CHAUMTOLI HUQ is a leading expert on employment and labor law, migration and human rights with a focus on social movements in the US and South Asia and the founder/Editor of an innovative law and media non-profit focused called Law@theMargins. Huq has devoted her professional career to public service, focusing on issues impacting workers in the US and South Asia. Along with holding leadership roles at Legal Services of NYC and MFY Legal Services, she also served as Director of the first South Asian Workers’ Rights Project at the Asian American Legal Defense and Education Fund, and the first staff attorney to the New York Taxi Workers Alliance. From 2014 to 2015, she was a Senior Research Fellow with the American Institute for Bangladesh Studies (AIBS) where she researched the labor conditions of garment workers after the Rana Plaza building collapse. She has produced a documentary on her work in Bangladesh called Sramik Awaaz: Workers Voices, and has also created a digital archive of her work on tea workers in called Chai Justice.
RAJ PATEL is a Research Professor in the Lyndon B Johnson School of Public Affairs at the University of Texas, Austin. He is a James Beard Award winning activist and New York Times bestselling writer. He is a member of the International Panel of Experts on Sustainable Food Systems, and co-director of the documentary feature The Ants & The Grasshopper. He has testified about food and hunger to the US, UK and EU governments, and his book on the food system, Stuffed and Starved, has been translated into a dozen languages.

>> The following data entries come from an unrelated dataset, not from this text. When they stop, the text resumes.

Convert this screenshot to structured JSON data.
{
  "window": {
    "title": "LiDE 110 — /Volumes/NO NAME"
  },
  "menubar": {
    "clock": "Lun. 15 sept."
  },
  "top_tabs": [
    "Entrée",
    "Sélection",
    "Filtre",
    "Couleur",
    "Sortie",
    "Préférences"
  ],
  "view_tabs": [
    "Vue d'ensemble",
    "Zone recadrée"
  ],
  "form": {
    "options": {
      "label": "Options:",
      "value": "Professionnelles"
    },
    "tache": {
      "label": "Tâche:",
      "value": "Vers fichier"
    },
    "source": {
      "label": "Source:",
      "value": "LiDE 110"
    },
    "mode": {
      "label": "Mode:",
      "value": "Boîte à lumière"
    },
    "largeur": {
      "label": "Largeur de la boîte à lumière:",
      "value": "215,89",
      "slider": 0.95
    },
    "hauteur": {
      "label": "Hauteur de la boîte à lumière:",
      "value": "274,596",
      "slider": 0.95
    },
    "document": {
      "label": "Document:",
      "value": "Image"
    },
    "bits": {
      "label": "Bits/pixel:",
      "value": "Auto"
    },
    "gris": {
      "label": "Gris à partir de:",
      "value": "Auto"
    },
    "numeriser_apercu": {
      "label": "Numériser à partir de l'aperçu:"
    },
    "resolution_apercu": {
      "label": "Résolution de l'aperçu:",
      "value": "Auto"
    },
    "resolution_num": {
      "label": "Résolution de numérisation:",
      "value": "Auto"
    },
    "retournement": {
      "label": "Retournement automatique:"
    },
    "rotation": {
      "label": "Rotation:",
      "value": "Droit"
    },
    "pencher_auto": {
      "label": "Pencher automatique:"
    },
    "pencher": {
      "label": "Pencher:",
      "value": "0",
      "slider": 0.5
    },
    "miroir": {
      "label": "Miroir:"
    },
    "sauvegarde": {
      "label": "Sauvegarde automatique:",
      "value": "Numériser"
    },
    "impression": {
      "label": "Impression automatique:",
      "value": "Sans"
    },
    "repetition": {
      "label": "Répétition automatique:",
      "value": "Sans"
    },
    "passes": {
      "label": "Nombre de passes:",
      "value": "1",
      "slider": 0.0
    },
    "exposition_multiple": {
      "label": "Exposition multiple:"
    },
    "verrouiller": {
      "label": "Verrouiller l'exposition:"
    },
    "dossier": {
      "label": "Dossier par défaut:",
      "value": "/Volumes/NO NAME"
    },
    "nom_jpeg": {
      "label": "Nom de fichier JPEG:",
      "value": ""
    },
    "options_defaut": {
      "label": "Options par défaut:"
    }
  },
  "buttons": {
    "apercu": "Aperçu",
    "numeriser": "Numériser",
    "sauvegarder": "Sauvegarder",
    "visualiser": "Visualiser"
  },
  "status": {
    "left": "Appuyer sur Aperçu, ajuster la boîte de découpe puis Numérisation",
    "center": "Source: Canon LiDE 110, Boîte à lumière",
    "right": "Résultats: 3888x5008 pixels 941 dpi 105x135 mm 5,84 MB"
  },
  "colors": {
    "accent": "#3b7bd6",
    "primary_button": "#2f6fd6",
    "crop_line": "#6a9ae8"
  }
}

ROB ROBINSON was a cofounder and member of the Leadership Committee of the Take Back the Land Movement and is currently a Special Advisor at Partners for Dignity and Rights (formerly known as NESRI). After losing his job in 2001, he spent two years homeless on the streets of Miami and ten months in a New York City shelter. He is a regular guest lecturer at the City University of New York Graduate Center and several University Law Schools throughout the US and Canada. He was appointed an adjunct professor of Urbanism at New School in September 2021. He is a long time board member of the Laundry Workers Center. On March 24th, he was named the 2023 winner of University of Dayton Oscar Romero Human Rights Award.